Very cool! Of note, I made something along these lines a few years ago, although with a slightly broader scope to also include managing and installing python versions. I abandoned it due to lack of free time, and edge cases breaking things. The major challenge is that Python packages that aren't wheels can do surprising things due to setup.py running arbitrary code. (https://github.com/David-OConnor/pyflow)
For some more context, at the time, poetry and pipenv were both buggy, and had some limitations their teams listed as "wont-fix". The sort of thing where you hit a breaking bug immediately on certain systems. These have since been fixed.
This article says they don't support "platform-agnostic lockfiles" YET. And platform-agnostic lockfiles have been mentioned in several comments here, times too. I haven't encountered these before (with python, anyway) - how do they work platform-specific dependencies, e.g., binary wheels?
For instance, there are >30 dists for numpy 1.26.4 [1], with different artifacts for different platforms and python interpreters. Which of those hashes ends up in a platform-agnostic lockfile? Do you have to stick with sdists only?

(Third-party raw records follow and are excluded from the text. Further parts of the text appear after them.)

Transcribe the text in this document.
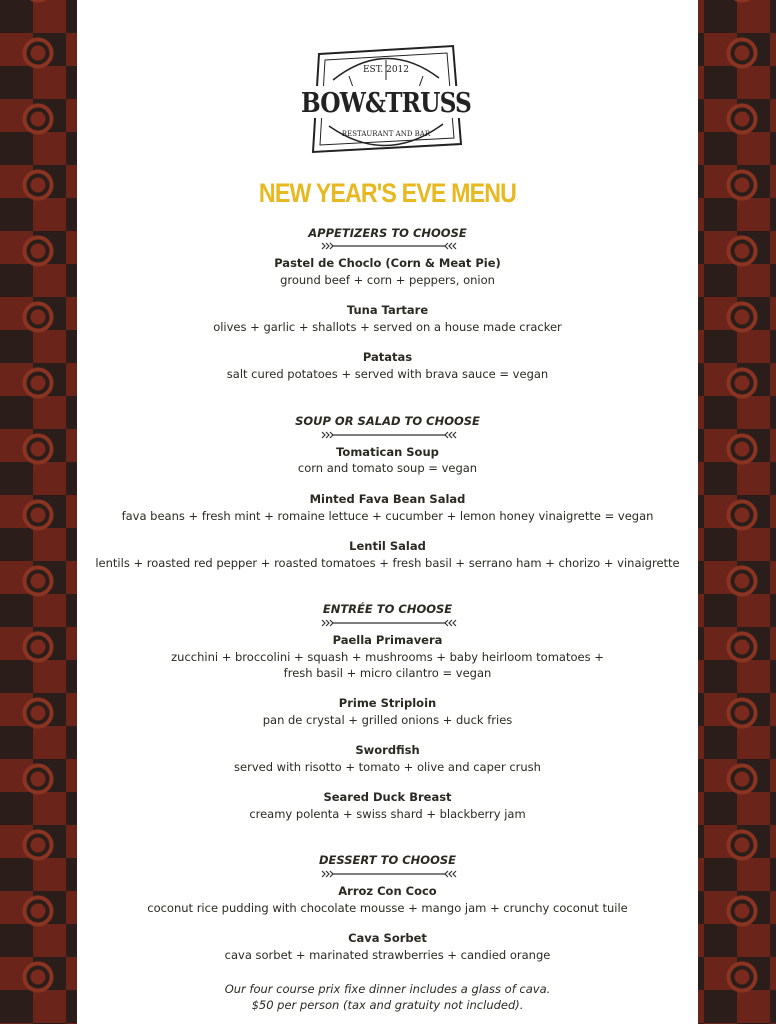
EST. 2012
BOW&TRUSS
RESTAURANT AND BAR
NEW YEAR'S EVE MENU
APPETIZERS TO CHOOSE
Pastel de Choclo (Corn & Meat Pie)
ground beef + corn + peppers, onion
Tuna Tartare
olives + garlic + shallots + served on a house made cracker
Patatas
salt cured potatoes + served with brava sauce = vegan
SOUP OR SALAD TO CHOOSE
Tomatican Soup
corn and tomato soup = vegan
Minted Fava Bean Salad
fava beans + fresh mint + romaine lettuce + cucumber + lemon honey vinaigrette = vegan
Lentil Salad
lentils + roasted red pepper + roasted tomatoes + fresh basil + serrano ham + chorizo + vinaigrette
ENTRÉE TO CHOOSE
Paella Primavera
zucchini + broccolini + squash + mushrooms + baby heirloom tomatoes +
fresh basil + micro cilantro = vegan
Prime Striploin
pan de crystal + grilled onions + duck fries
Swordfish
served with risotto + tomato + olive and caper crush
Seared Duck Breast
creamy polenta + swiss shard + blackberry jam
DESSERT TO CHOOSE
Arroz Con Coco
coconut rice pudding with chocolate mousse + mango jam + crunchy coconut tuile
Cava Sorbet
cava sorbet + marinated strawberries + candied orange
Our four course prix fixe dinner includes a glass of cava.
$50 per person (tax and gratuity not included).
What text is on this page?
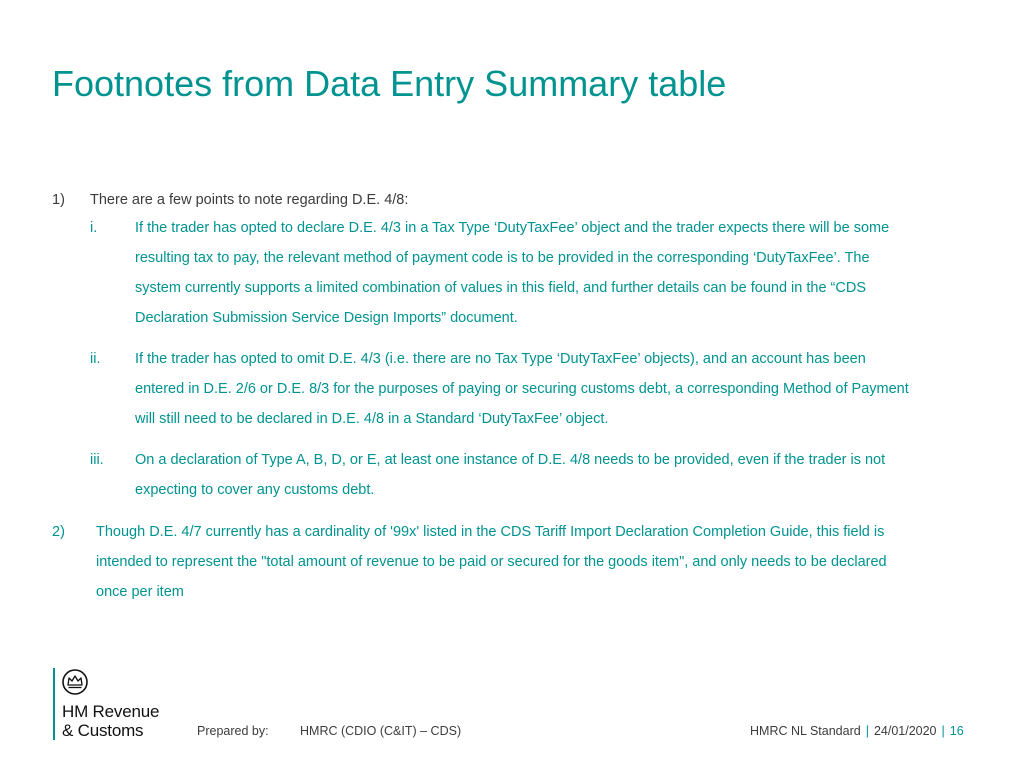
Footnotes from Data Entry Summary table
1) There are a few points to note regarding D.E. 4/8:
i.	If the trader has opted to declare D.E. 4/3 in a Tax Type ‘DutyTaxFee’ object and the trader expects there will be some
resulting tax to pay, the relevant method of payment code is to be provided in the corresponding ‘DutyTaxFee’. The
system currently supports a limited combination of values in this field, and further details can be found in the “CDS
Declaration Submission Service Design Imports” document.
ii. If the trader has opted to omit D.E. 4/3 (i.e. there are no Tax Type ‘DutyTaxFee’ objects), and an account has been
entered in D.E. 2/6 or D.E. 8/3 for the purposes of paying or securing customs debt, a corresponding Method of Payment
will still need to be declared in D.E. 4/8 in a Standard ‘DutyTaxFee’ object.
iii. On a declaration of Type A, B, D, or E, at least one instance of D.E. 4/8 needs to be provided, even if the trader is not
expecting to cover any customs debt.
2) Though D.E. 4/7 currently has a cardinality of '99x' listed in the CDS Tariff Import Declaration Completion Guide, this field is
intended to represent the "total amount of revenue to be paid or secured for the goods item", and only needs to be declared
once per item
HM Revenue
& Customs	Prepared by:	HMRC (CDIO (C&IT) – CDS)	HMRC NL Standard | 24/01/2020 | 16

PDM and Poetry would include hashes for all possible wheels, and would also follow transitive paths for platforms other than the current host. E.g. if my host is Linux and I depend on foo, and foo depends on bar only on windows, and bar depends on baz, my lock file will still contain baz.
Very nice! Not long ago we got rid of a bunch of tools at work in favor of ruff. I'm looking forward to this. Specially when the time comes to be able to replace poetry with it, hoping it is a good implementation.
The most time poetry spends in resolving is downloading all the different versions of a package. Unfortunately, the dependency info is stored in the Python wheel.
I can't imagine how uv wants to make the downloads faster.
Something I've been waiting to see from language package managers is more attention paid to security. I believe both cargo and pip packages can run arbitrary code as the local user the instant they are installed, and malicious packages have existed in the wild for years. I also recall a blog post where someone was scanning PyPI for malicious Python packages, only to realize that `pip download` also executed code.
Just downloading a library to a local source code directory should not cause arbitrary code to run on your system, and there should be safeguards in place so developers are not one typo away from a malicious package pwning their entire system. Supply chain attacks remain a huge area of concern.
Instead, when I "ctrl+f security" the homepages of any of these new packaging systems, I get 0 results. Not good.